30話
近くの畑に向かう途中、僕の頭の中はカレーでいっぱいだった。鶏肉のカレーもいいけれど、豚肉のカレーも捨てがたい。正直、カレーは毎日でも食べたいくらい好きだ。
「カレー! カレー! どんな食べ物かは知らないっすが、ノエール様の料理は~どれも美味しいっす~! 最高っす! 早く食べたぁいっす!!」
「僕も食べた~い! 早く食べたい~!」
謎の歌を口ずさみながら、スキップする僕とラテ。どうやら彼も、カレーの虜になっているらしい。
中辛、甘口のカレー粉に、鶏肉と豚肉。どれもスーパーの「肉の日」に多めに買って冷凍しておいた。揚げるだけの冷凍カツも、フライパンで揚げ焼きにすればすぐ食べられる。
――安いときに、スーパーで買いだめしておいて、ほんとによかった。
テント近くの畑に着くと、僕はアイテムボックスを開いて、大きめのプラスチックの箱を取り出す。これに、今から収穫するジャガイモ、ニンジン、タマネギを入れるつもりだ。この時期なら、土を落とさずそのまま箱に入れて、直射日光を避けておけば長持ちする。
もし、気になったら、アイテムボックスに入れておけばいいし。いまから収穫するジャガイモ、ニンジン、タマネギの葉っぱも食べられるけれど、今回は土に埋めて肥料にすることにした。

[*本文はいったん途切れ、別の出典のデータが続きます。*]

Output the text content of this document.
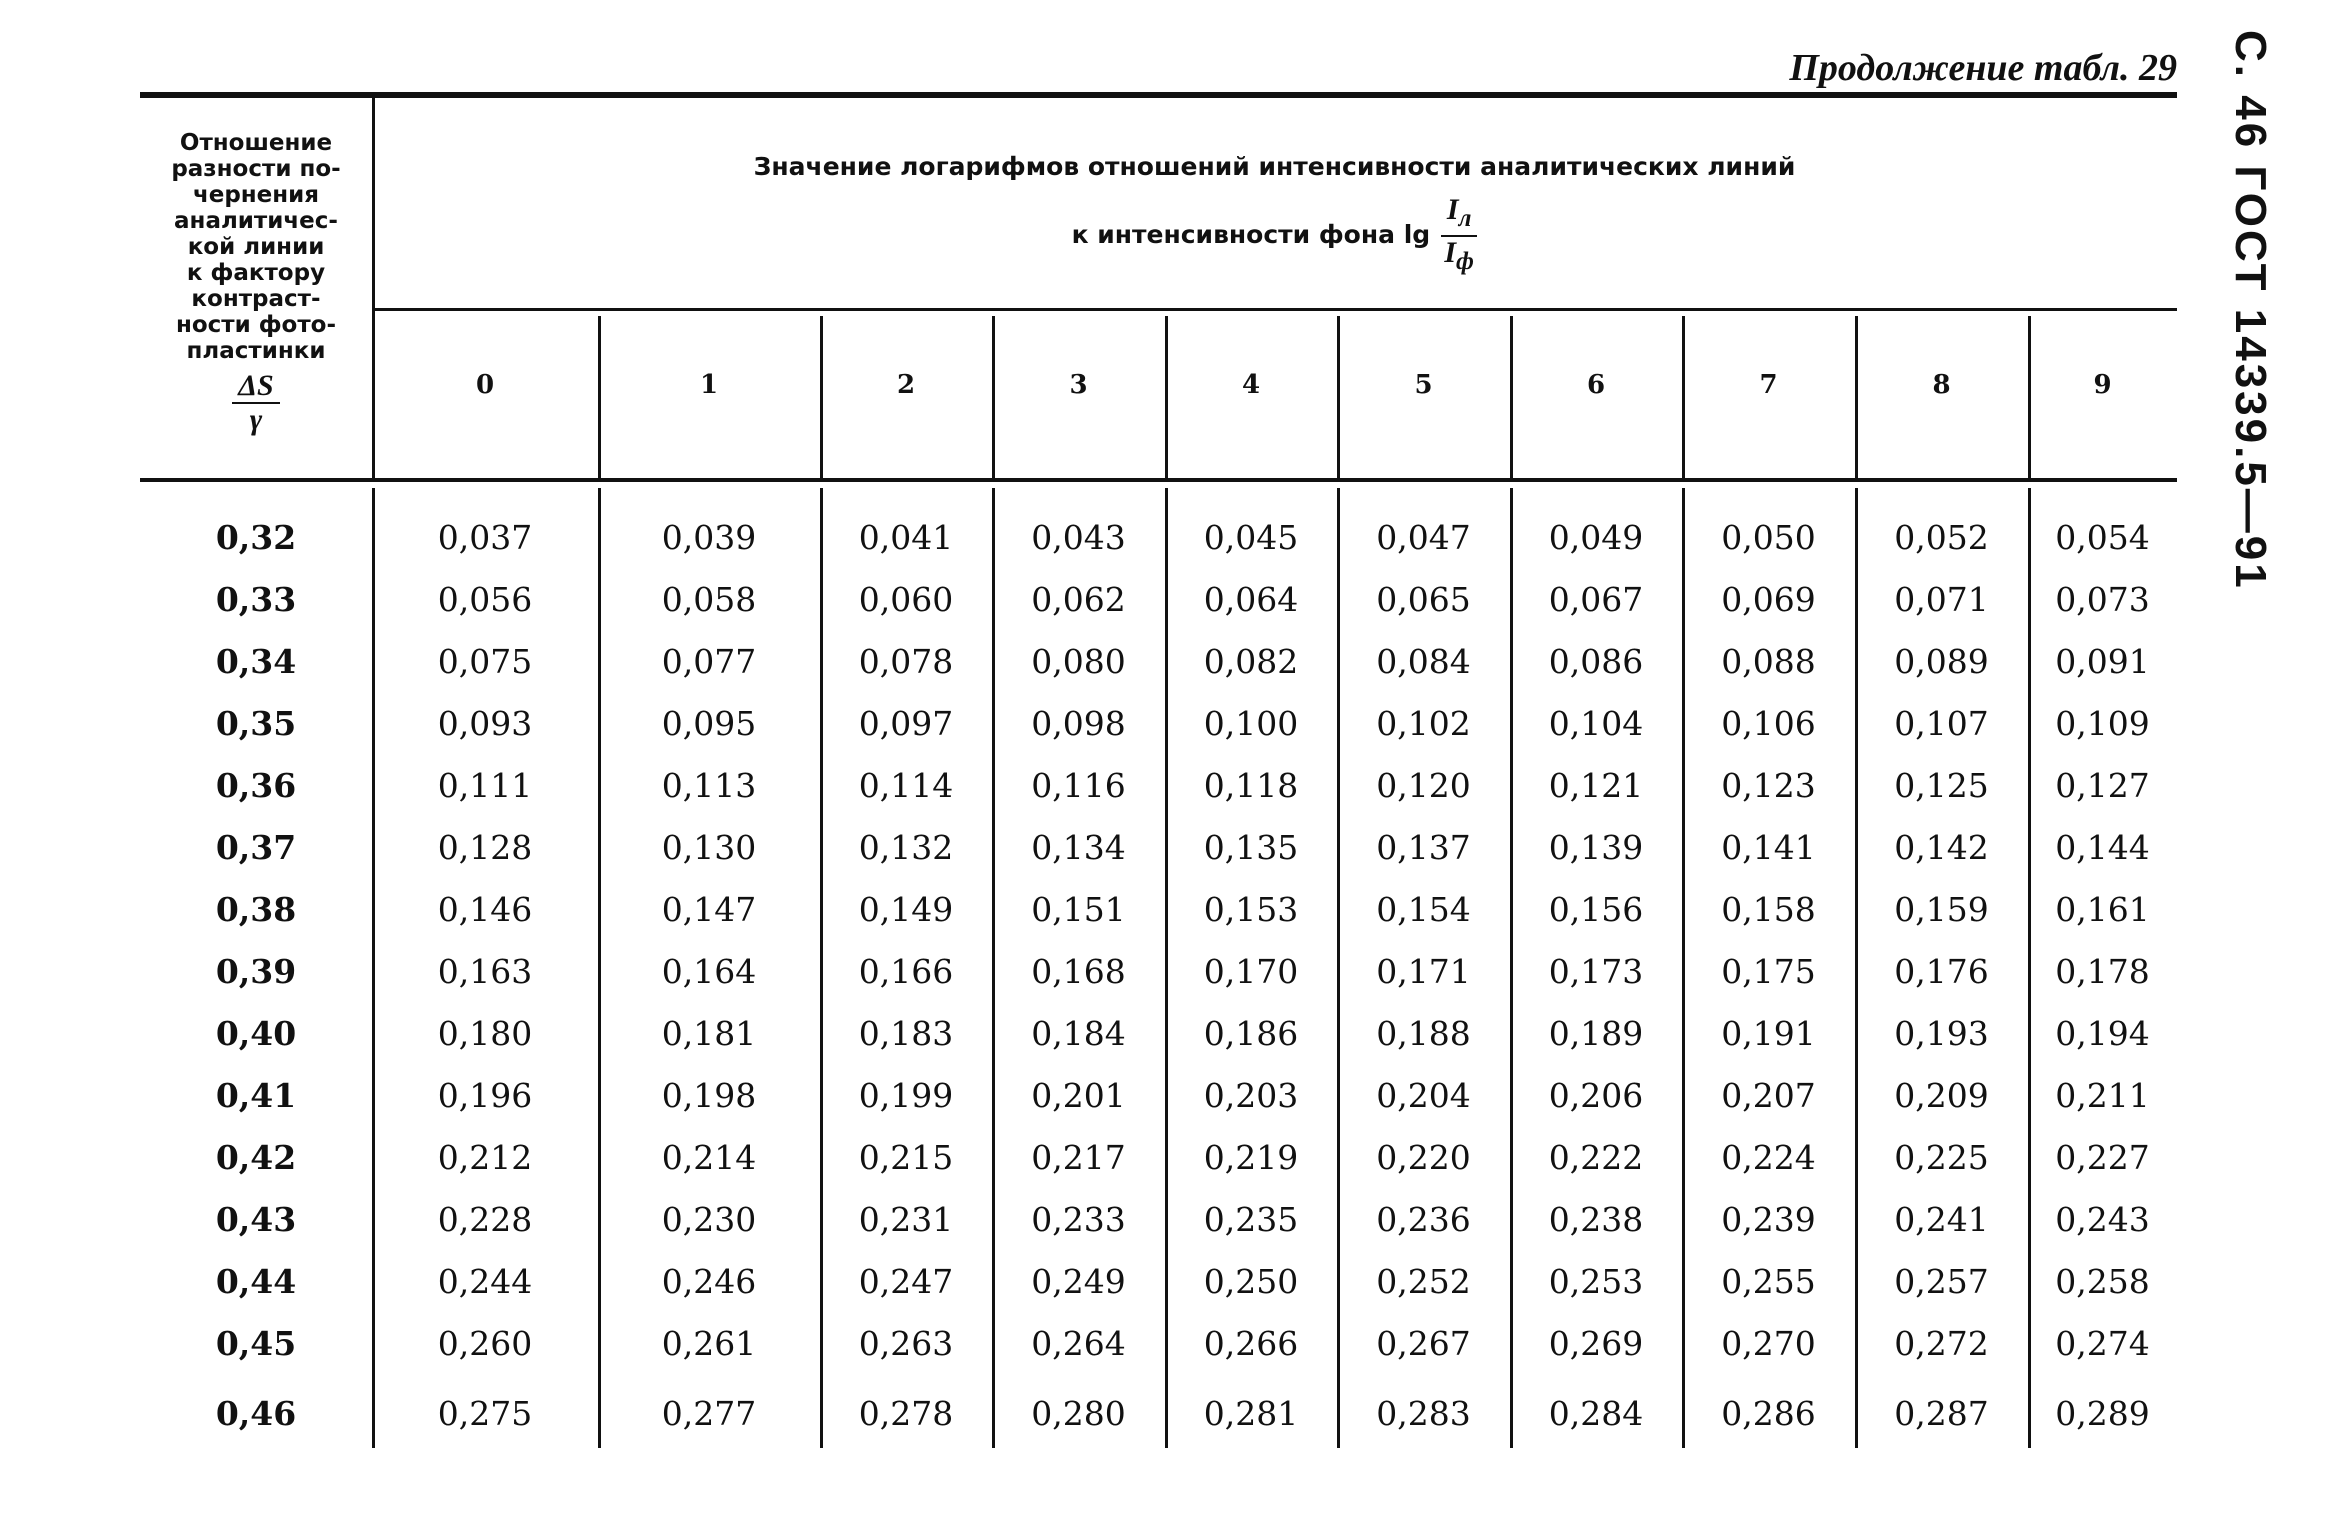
С. 46 ГОСТ 14339.5—91
Продолжение табл. 29
Отношение
разности по-
чернения
аналитичес-
кой линии
к фактору
контраст-
ности фото-
пластинки
$\frac{\Delta S}{\gamma}$
Значение логарифмов отношений интенсивности аналитических линий
к интенсивности фона lg
$I_л$
$I_ф$
0	1	2	3	4	5	6	7	8	9
0,32	0,037	0,039	0,041	0,043	0,045	0,047	0,049	0,050	0,052	0,054
0,33	0,056	0,058	0,060	0,062	0,064	0,065	0,067	0,069	0,071	0,073
0,34	0,075	0,077	0,078	0,080	0,082	0,084	0,086	0,088	0,089	0,091
0,35	0,093	0,095	0,097	0,098	0,100	0,102	0,104	0,106	0,107	0,109
0,36	0,111	0,113	0,114	0,116	0,118	0,120	0,121	0,123	0,125	0,127
0,37	0,128	0,130	0,132	0,134	0,135	0,137	0,139	0,141	0,142	0,144
0,38	0,146	0,147	0,149	0,151	0,153	0,154	0,156	0,158	0,159	0,161
0,39	0,163	0,164	0,166	0,168	0,170	0,171	0,173	0,175	0,176	0,178
0,40	0,180	0,181	0,183	0,184	0,186	0,188	0,189	0,191	0,193	0,194
0,41	0,196	0,198	0,199	0,201	0,203	0,204	0,206	0,207	0,209	0,211
0,42	0,212	0,214	0,215	0,217	0,219	0,220	0,222	0,224	0,225	0,227
0,43	0,228	0,230	0,231	0,233	0,235	0,236	0,238	0,239	0,241	0,243
0,44	0,244	0,246	0,247	0,249	0,250	0,252	0,253	0,255	0,257	0,258
0,45	0,260	0,261	0,263	0,264	0,266	0,267	0,269	0,270	0,272	0,274
0,46	0,275	0,277	0,278	0,280	0,281	0,283	0,284	0,286	0,287	0,289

ラテが畑で、ジャガイモの茎を引っ張ると、ごろっとしたジャガイモが獲れる。
「ノエール様! 見て、見て、立派なジャガイモっす!」
「ほんとだ、大きいね。そのくらいの大きさなら、じゃがバターにするのもいいかも」
「じゃがバター? 食べたいっす!」
「じゃあ、お昼にカレーと一緒に作ろうか」
ラテの「緑の手」と魔法のおかげで、立派なジャガイモ、ニンジン、タマネギが収穫できた。
ジャガイモ、ニンジン、タマネギの収穫を終えた僕達は次に屋敷の裏にある温室に向かった。コーヒー豆を植えるのはまた今度にしたのは……冷蔵庫の奥の奥にあったのだろう、プラスチックの容器と中で干からびた苺をふたつぶ、アイテムボックスをあさっていて見つけた。
――うっ、かりかりに干からびた苺だ。大切に食べようととっておいて、忘れたんだな。
僕は「ごめんね」と謝り、魔法を使い苺を種にして、直したばかりの温室に植えた。その苺も食べごろ、カレーの後のデザートにする。
――水洗いして、そのまま食べてもいいけど、やっぱり練乳をかけて食べるか?
異世界にはない苺の、甘酸っぱい味を思い出して、にんまりしてしまった。